The emphasis is on height and light Design: Room with a high ceiling in Mediterranean-style home should have simple window treatments.

December 07, 1997|By Rita St. Clair | Rita St. Clair,LOS ANGELES TIMES SYNDICATE

We're moving to a Mediterranean-style home in a warmer climate. The new house is no palace, though it does include a living room with an 18-foot ceiling. Deciding on wall decorations and window treatments is proving to be a problem, mainly because the room contains two sets of windows. The lower ones are about 7 feet tall, with an array of clerestory windows about 3 feet above them. We've already purchased large-scale furniture pieces in a mixture of styles. Any suggestions on how to proceed?
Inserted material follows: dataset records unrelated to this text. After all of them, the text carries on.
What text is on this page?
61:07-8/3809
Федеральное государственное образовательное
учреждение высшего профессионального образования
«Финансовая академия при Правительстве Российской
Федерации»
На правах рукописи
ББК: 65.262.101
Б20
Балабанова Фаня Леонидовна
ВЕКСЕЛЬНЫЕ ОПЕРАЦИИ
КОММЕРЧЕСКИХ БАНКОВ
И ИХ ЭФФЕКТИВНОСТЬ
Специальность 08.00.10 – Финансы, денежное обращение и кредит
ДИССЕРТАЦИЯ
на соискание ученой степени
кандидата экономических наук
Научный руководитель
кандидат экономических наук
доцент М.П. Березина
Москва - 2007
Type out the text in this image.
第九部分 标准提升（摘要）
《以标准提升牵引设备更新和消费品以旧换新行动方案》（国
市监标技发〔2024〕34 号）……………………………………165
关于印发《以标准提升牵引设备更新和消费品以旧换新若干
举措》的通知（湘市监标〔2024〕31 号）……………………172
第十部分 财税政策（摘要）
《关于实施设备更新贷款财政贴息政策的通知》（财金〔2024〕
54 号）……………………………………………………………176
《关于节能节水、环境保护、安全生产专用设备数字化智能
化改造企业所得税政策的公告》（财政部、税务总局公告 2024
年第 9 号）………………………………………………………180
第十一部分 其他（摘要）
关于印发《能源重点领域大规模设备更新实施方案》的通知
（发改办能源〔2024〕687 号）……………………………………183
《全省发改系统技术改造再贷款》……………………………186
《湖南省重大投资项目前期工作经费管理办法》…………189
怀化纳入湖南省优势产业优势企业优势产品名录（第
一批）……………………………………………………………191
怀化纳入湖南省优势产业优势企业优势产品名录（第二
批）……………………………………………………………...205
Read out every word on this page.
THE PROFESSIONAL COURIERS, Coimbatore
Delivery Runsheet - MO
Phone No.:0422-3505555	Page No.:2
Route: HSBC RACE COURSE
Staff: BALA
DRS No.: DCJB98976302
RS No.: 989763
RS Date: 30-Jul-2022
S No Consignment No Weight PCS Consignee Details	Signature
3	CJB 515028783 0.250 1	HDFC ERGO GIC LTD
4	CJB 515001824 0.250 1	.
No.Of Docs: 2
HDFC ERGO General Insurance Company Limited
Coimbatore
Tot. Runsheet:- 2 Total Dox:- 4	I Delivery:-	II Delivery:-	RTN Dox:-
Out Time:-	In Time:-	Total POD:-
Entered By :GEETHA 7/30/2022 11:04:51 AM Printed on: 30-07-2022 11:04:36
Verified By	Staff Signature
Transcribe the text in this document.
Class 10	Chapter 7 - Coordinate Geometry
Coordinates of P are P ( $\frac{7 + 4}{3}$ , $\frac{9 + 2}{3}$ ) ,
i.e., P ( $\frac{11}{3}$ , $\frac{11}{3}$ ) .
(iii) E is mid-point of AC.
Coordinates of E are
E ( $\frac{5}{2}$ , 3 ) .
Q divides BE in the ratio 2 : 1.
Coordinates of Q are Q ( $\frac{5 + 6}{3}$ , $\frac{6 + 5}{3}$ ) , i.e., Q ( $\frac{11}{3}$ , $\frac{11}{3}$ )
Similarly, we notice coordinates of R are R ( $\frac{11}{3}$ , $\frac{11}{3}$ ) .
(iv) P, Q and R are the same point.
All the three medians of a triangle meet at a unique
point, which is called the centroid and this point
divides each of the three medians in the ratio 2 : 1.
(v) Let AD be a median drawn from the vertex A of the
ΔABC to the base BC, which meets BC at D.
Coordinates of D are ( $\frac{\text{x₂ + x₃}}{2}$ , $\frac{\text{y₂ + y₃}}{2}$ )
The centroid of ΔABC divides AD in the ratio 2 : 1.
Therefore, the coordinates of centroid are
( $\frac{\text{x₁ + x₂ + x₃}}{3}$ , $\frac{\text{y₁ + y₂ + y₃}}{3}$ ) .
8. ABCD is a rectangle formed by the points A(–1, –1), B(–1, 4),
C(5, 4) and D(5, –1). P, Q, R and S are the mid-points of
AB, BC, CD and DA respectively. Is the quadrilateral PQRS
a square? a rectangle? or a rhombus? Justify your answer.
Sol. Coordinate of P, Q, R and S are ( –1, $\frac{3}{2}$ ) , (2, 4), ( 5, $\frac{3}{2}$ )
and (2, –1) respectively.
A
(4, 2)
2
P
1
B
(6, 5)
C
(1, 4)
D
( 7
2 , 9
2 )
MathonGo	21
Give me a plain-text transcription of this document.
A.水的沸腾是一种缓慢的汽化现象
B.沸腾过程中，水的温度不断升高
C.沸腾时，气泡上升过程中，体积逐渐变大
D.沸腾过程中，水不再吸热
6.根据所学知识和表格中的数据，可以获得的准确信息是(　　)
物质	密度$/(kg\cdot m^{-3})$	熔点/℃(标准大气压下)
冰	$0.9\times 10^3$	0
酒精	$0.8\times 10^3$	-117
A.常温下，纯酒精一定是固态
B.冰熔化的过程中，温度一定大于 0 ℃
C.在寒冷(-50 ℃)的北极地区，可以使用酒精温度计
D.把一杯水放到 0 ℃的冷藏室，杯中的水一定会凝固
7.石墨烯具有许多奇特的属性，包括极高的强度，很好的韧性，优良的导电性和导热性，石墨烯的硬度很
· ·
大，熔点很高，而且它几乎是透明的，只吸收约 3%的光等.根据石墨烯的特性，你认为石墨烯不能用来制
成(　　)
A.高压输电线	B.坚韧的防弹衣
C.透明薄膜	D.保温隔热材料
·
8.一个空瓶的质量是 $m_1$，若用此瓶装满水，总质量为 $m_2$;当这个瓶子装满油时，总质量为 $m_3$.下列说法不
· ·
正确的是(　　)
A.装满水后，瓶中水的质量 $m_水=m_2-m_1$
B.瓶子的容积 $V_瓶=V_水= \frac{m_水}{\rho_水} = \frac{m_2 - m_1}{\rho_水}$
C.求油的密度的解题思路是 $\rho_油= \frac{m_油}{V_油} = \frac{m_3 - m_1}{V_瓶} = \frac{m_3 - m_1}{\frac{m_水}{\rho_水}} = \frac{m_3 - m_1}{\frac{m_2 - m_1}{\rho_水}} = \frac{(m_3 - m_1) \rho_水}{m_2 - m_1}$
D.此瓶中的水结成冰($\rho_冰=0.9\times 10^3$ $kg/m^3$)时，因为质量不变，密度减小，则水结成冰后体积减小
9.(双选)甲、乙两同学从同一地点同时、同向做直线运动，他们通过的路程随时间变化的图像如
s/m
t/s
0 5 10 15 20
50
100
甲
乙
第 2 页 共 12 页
My simple answer is to dress your windows simply. The treatment can still be somewhat inventive, however, since the room's contemporary look will allow for plenty of formal as well as informal options.

Please note that the suggestions I'll offer are meant to apply only to the lower set of windows. The smaller, or clerestory, windows on the upper part of the wall should be left completely uncovered, both to let sufficient daylight enter a high-ceiling room and to introduce decorative balance on a tall window wall.

Don't use heavy drapery on the 7-foot windows, which I assume are longer than they are wide. Covering them with fabric will produce a somber effect entirely out of keeping with a Mediterranean-type living environment.

Your aim instead should be to emphasize the height of these windows so that they appear in proportion with the room's overall dimensions.

Side panels for each of the windows will help create this desirable balance. That was the approach taken in the room shown in the photo, where a Jim Thompson hand-loomed silk fabric hangs from a fabric-covered wooden pole. Because this luxurious silk blends with the setting's monochromatic color scheme, the treatment contributes to a somewhat formal look.

A more informal appearance can be achieved by installing sets of tall shutters. And if your window opening is fairly wide, you could use floor-length side panels casually swagged across a wooden or iron pole attached at the top of the windows.

Wall decorations are mainly a matter of personal taste, so it's a bit difficult for me to make specific recommendations in that regard. Scale, however, must always be considered, and I can offer some advice on that matter.

If you like big paintings done in a colorful, non-objective manner -- and that would be a good choice for a contemporary interior -- then I suggest you cover part of only one wall with such a strong display. More than that may well lead to visual clashes, with the paintings canceling out one another.

I'd consign small floral prints to the attic -- if your new home has one -- along with any other objects, such as plates, that may have looked great in a room with an 8-foot ceiling. They'd just look lost in that cavernous living room you'll be decorating.

Since your home is Mediterranean in styling, you might consider hanging a few large tapestries. They'll add textural interest and needed softness to the expansive wall surfaces while also complementing the room's architecture.

Mirrors with dramatic frames are another possibility, as are larger-than-usual wall sconces like those shown in the photo. In this lovely room designed by Jay Miner, bracketed candelabra-style sconces give off a warm and subdued light while adding decorative flair to the wall on which they're hung.